Limitations of our study should be discussed. First, arterial blood pressure was not measured in the specific 42 participants of our study. However, another group of 55 randomly-selected patients with similar settings showed that with acute IOP rise after the 2-hour-DRPPT, both the systolic and the diastolic blood pressure didn’t change from baseline of the test. Second, our study included only a selected group of individuals who were at risk for a rise in IOP provoked by the dark room test. It has remained open, whether the results of our study can be generalized to any individual. Third, absence of prove is no prove of absence, so that potential differences between the measurements might have become statistically significant if the number of study participants had been increased.

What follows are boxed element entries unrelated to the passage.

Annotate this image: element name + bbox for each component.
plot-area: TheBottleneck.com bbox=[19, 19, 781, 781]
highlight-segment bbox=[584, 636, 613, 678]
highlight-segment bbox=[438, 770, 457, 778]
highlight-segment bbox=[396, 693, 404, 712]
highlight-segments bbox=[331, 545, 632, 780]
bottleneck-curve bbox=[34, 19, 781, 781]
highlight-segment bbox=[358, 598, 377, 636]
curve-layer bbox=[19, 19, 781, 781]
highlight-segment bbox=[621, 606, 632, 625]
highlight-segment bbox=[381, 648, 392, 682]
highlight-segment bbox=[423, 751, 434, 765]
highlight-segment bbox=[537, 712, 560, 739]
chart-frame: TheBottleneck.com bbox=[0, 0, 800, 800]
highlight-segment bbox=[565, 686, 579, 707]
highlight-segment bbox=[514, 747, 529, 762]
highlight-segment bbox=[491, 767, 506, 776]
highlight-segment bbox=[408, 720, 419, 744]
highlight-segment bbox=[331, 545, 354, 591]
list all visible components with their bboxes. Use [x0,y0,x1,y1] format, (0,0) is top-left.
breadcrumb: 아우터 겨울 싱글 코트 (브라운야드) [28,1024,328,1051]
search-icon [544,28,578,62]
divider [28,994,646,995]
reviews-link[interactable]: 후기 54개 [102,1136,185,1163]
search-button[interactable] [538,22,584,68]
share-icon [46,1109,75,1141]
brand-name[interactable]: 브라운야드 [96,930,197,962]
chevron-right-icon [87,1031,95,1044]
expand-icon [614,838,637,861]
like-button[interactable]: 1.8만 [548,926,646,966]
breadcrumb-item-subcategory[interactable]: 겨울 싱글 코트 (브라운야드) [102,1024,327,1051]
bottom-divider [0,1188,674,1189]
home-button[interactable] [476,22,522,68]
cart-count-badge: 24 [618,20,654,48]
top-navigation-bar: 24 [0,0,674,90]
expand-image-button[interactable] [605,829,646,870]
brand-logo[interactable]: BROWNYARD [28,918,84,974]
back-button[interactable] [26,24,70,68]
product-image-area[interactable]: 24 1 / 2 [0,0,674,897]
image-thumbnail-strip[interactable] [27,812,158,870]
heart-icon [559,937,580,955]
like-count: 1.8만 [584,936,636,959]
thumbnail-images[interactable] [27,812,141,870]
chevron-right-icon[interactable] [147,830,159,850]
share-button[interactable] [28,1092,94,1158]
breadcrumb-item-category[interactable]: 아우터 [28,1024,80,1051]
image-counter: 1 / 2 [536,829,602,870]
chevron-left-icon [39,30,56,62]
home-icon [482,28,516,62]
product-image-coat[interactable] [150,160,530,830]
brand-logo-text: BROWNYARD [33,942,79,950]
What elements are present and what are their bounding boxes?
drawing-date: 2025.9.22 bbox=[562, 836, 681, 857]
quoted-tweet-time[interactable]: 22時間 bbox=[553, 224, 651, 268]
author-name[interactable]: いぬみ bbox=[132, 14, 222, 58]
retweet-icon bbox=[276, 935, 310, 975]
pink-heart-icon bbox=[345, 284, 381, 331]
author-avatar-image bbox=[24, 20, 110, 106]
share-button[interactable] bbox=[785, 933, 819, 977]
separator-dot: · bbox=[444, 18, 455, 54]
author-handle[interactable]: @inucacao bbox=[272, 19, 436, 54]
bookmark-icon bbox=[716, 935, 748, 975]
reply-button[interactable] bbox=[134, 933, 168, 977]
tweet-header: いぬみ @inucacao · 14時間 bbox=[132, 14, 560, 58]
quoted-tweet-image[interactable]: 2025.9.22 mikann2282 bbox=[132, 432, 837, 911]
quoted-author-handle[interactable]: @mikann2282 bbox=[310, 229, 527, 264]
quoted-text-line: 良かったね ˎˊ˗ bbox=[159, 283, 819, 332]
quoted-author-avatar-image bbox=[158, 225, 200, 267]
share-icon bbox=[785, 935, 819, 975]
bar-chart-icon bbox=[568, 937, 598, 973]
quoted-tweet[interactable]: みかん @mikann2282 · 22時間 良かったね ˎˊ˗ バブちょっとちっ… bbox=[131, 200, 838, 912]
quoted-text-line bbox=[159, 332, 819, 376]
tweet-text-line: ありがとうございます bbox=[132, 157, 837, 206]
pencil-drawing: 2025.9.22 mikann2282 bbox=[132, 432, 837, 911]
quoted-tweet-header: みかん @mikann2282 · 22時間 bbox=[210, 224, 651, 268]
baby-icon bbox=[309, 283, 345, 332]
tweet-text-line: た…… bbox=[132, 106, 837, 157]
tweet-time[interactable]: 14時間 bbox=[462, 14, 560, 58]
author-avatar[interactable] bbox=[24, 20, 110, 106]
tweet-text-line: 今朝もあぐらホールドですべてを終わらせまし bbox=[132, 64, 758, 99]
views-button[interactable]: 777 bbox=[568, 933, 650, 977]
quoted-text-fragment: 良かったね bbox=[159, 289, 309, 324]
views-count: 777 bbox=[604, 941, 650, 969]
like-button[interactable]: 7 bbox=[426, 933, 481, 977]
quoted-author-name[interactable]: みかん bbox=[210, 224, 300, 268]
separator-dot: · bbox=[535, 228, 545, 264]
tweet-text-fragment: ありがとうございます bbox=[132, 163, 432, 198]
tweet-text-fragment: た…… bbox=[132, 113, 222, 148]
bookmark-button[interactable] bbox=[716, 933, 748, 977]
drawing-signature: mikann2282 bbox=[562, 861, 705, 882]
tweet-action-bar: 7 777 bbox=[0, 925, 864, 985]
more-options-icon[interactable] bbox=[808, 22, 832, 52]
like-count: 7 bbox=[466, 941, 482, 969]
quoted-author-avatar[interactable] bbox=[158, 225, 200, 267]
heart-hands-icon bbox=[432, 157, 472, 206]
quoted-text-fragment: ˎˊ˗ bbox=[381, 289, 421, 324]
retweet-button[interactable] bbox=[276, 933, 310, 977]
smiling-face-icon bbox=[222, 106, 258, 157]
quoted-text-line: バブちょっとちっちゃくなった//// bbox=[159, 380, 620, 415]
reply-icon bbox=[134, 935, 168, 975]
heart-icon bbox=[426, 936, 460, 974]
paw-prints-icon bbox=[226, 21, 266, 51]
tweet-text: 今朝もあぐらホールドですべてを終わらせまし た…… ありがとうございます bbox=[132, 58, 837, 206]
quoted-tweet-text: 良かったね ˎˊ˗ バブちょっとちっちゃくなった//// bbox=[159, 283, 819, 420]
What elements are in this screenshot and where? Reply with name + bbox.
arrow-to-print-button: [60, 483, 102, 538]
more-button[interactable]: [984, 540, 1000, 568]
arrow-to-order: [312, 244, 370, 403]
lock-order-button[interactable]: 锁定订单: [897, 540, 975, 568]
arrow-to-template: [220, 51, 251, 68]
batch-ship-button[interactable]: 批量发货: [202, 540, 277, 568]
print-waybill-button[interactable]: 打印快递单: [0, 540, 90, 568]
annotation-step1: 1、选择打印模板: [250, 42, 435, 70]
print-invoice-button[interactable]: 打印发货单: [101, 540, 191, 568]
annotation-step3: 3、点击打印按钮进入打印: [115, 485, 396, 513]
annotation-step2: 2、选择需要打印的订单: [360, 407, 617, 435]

The differences between the measurements taken at baseline of the DRPPT and at the end of the test were however usually less 1% of the mean, and for the comparison of 12 parameters, measurements obtained at baseline of the test were higher than the measurements taken at the end of the DRPPT, and for the comparison of 15 parameters, the readings taken at the end of the test were higher than the measurements obtained at the start of the DRPPT (Tables 1 and 2). It may indicate that with a larger number of participants differences might not have become statistically significant. Fourth, the repeatability of OCTA measurements were not tested in the current study. Since the IOP after the DRPPT was time-sensitive and its normalization began to occur shortly, it was not possible to do the measurement of blood flow with the same IOP at 2 different time. Previous studies demonstrated a high intra-visit repeatability and inter-visit reproducibility of OCTA, including the own work of our group22. Fifth, since an abnormal autoregulation of retinal blood flow in open angle glaucoma was suggested in several studies10,11,12,13,14, it is important to compare the present results with glaucoma patients. Further work should be applied. A strength of our study is the application of OCTA as a new technique, the use of a physiological model of elevation of IOP, and the assessment of the blood flow in the macular region in addition to the blood flow characteristics in the ONH region.

In conclusion, healthy eyes with an acute and physiologic IOP elevation of 10 mmHg or 15 mmHg for two hours did not show significant changes in the capillary vessel density both of the ONH and macula as examined by OCTA, supporting the notion of an IOP-related autoregulation of the blood circulation system of the ONH and retina for a moderate elevation of IOP for a period of 2 hours.